Een en ander volgt ook uit het hiervoor vermelde op dezelfde dag gewezen arrest in de zaak PF. In die zaak is het nationale aanhoudingsbevel eveneens afgegeven door een rechterlijke instantie (zie Minister for Justice and Equality -v- Lisauskas [2017] IEHC 232 (27 February 2017), overwegingen 22 en 54 van het arrest), neemt de procureur-generaal van Litouwen deel aan de strafrechtsbedeling in Litouwen (overweging 42), is gewaarborgd dat de procureur-generaal van Litouwen onafhankelijk is van de uitvoerende macht (overweging 66), maar moet de verwijzende rechter desalniettemin nagaan

of de beslissingen van de procureur-generaal om een Europees aanhoudingsbevel uit te vaardigen het voorwerp kunnen uitmaken van een beroep in rechte dat volledig voldoet aan de door een effectieve rechterlijke bescherming gestelde eisen”.
De rechtbank ziet dan ook – opnieuw – geen aanleiding om op dit punt een prejudiciële vraag voor te leggen aan het HvJ.
In lijn met en onder verwijzing naar haar bovengenoemde, eerdere uitspraak van 5 juli 2019 stelt de rechtbank vast dat de Letse wetgeving niet voorziet in de mogelijkheid om de beslissing van de officier van justitie om een EAB uit te vaardigen, voorwerp te laten uitmaken van een beroep in rechte dat volledig voldoet aan de vereisten die voortvloeien uit een effectieve rechterlijke bescherming.
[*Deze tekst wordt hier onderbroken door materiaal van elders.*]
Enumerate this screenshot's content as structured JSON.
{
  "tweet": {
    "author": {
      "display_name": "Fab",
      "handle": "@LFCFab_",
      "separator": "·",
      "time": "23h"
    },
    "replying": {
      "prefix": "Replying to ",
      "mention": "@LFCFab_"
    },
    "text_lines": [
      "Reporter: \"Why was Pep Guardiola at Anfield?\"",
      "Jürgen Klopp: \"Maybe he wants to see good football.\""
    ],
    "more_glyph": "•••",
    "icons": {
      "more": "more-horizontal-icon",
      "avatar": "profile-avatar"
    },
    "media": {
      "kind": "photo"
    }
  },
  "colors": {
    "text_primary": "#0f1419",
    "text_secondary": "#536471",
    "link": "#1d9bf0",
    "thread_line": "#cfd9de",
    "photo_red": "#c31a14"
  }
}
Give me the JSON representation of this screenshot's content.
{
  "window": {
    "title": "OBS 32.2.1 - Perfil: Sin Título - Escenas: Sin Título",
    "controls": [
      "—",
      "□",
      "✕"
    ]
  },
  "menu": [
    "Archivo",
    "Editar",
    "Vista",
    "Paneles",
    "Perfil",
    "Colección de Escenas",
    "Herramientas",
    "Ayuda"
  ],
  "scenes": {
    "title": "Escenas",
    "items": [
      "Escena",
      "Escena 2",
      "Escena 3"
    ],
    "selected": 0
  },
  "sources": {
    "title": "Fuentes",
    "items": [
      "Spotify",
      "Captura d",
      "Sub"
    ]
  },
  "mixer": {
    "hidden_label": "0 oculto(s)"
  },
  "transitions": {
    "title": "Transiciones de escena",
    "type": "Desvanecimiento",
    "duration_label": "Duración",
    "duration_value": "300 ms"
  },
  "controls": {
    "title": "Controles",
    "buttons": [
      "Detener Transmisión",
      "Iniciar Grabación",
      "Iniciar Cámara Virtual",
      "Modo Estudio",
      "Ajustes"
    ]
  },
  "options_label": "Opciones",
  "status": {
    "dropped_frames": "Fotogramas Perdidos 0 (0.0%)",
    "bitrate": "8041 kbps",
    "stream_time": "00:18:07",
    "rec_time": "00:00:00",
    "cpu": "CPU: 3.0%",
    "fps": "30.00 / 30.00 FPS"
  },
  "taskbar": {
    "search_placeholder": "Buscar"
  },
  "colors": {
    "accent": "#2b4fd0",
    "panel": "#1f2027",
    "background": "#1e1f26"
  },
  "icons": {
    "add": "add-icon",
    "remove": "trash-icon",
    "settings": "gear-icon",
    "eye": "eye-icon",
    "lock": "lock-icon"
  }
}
Nu niet is voldaan aan de door het HvJ EU in overweging 75 van het arrest geformuleerde voorwaarde, kan de Letse officier van justitie niet worden aangemerkt als “uitvaardigende rechterlijke autoriteit” in de zin van artikel 6, lid 1, van Kaderbesluit 2002/584. Het onderhavige EAB is daarom niet een ‘rechterlijke beslissing’ in de zin van artikel 1, eerste lid, Kaderbesluit 2002/584/JBZ en dus niet een beslissing van een justitiële autoriteit in de zin van artikel 1, aanhef en onder b, OLW.

5.Slotsom

Onder verwijzing naar haar uitspraak van 1 december 2016 (ECLI:NL:RBAMS:2016:9311) overweegt de rechtbank dat deze vaststelling ertoe leidt dat de officier van justitie niet-ontvankelijk zal moeten worden verklaard in de vordering tot het in behandeling nemen van dit EAB.

6.Beslissing

VERKLAARTde officier van justitie niet-ontvankelijk in de vordering tot het in behandeling nemen van dit EAB.
HEFT OPde overleveringsdetentie.
Aldus gedaan door
mr. A.W.C.M. van Emmerik, voorzitter,
mrs. I. Verstraeten-Jochemsen en J.H. Beestman, rechters,
in tegenwoordigheid van L.C. Werkman, griffier,
en uitgesproken ter openbare zitting van 15 augustus 2019.
De oudste en jongste rechters zijn buiten staat deze uitspraak mede te ondertekenen.
Ingevolge artikel 29, tweede lid, OLW staat tegen deze uitspraak geen gewoon rechtsmiddel open.